Fumetti cult: 1952, nasce Tiramolla

Erano anni, quelli, in cui in Italia nasceva e prosperava un’originale linea di fumetti comici. Ne facevano parte, a buon diritto, fra i tanti, tre personaggi che raggiunsero una grande popolarità: Cucciolo, Beppe e Tiramolla. Il loro creatore grafico è stato Giorgio Rebuffi

Gli anni Cinquanta, oltre ad essere il periodo in cui la Rai iniziò le trasmissioni televisive in bianco e nero, s’avviava la corsa allo spazio e l’Olivetti realizzava la mitica “Lettera 22”, sono stati anche anni formidabili per il fumetto italiano. Le tirature diventarono importanti per una rinata industria del fumetto che portava sul mercato una concorrenza “made in Italy” ai classici d’oltreoceano targati Usa.

Tex, Pecos Bill, Kinowa, Capitan Miki, il Grande Blek, il Piccolo Ranger e le loro epopee avventurose, in primo luogo, ma non solo. Erano anni, quelli, in cui in Italia nasceva e prosperava un’originale linea di fumetti comici. Ne facevano parte, a buon diritto, fra i tanti, tre personaggi che raggiunsero una grande popolarità: Cucciolo, Beppe e Tiramolla. Il loro creatore grafico è stato Giorgio Rebuffi, prolifico inventore di protagonisti e comprimari del fumetto comico italiano.

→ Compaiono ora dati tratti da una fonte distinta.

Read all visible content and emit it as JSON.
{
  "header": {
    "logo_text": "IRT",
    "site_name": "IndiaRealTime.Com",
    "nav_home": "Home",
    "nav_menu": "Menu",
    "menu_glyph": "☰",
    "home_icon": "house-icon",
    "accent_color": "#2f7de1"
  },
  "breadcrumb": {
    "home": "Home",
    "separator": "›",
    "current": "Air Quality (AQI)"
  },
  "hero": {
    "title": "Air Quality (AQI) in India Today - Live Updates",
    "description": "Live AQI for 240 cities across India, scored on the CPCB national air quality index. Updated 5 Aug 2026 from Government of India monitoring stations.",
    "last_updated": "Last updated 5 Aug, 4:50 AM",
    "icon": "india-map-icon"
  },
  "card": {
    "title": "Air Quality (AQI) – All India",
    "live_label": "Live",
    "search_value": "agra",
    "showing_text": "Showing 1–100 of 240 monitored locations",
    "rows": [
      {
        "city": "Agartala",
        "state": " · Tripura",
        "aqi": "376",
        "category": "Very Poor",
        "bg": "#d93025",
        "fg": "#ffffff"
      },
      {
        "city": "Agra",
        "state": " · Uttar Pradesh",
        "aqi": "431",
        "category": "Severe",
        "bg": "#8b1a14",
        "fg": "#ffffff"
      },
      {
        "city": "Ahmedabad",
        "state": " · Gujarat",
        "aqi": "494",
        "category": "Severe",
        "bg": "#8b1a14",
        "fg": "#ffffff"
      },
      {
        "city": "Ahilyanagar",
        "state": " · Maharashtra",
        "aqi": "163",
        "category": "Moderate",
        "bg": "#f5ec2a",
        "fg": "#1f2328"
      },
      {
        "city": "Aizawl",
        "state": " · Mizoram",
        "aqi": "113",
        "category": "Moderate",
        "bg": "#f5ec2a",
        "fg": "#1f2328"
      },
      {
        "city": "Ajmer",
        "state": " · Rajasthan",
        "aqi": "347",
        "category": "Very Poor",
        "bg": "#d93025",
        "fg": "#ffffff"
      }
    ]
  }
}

Nato a Milano nel 1928, Rebuffi ( che è morto nell’ottobre scorso, ad 86 anni) iniziò la sua attività di professionista del fumetto nel 1949, creando lo Sceriffo Fox ( un corvo nero, con tanto di pistole e stella) per le edizioni Alpe: le stesse che porteranno al successo Cucciolo e Beppe che, di lì a poco, saranno affidati proprio alle cure di Rebuffi per un decisivo “restyling”. I due, infatti, avevano fatto il loro esordio nel 1941, disegnati da Rino Anzi. Quelli che in origine erano due cagnolini antropomorfi, sotto la penna e i pennini di Rebuffi, si trasformeranno in una coppia (uno alto e smilzo, l’altro basso grassottello) che farà il verso un po’ a Topolino e Pippo (anche qui il piccoletto è scaltro e l’allampanato è un po’ svampito) e anche ad analoghe coppie comiche del cinema, come Gianni e Pinotto e Stanlio ed Ollio. Nell’agosto del 1952 compare per la prima volta al pubblico dei bambini e ragazzi italiani, a pagina 12 del numero 8 di Cucciolo mensile, un nuovo protagonista dei fumetti: si chiama Tiramolla. L’episodio in questione è il primo di una storia lunga che si concluderà con la quarta puntata nel n. 11 (novembre 1952).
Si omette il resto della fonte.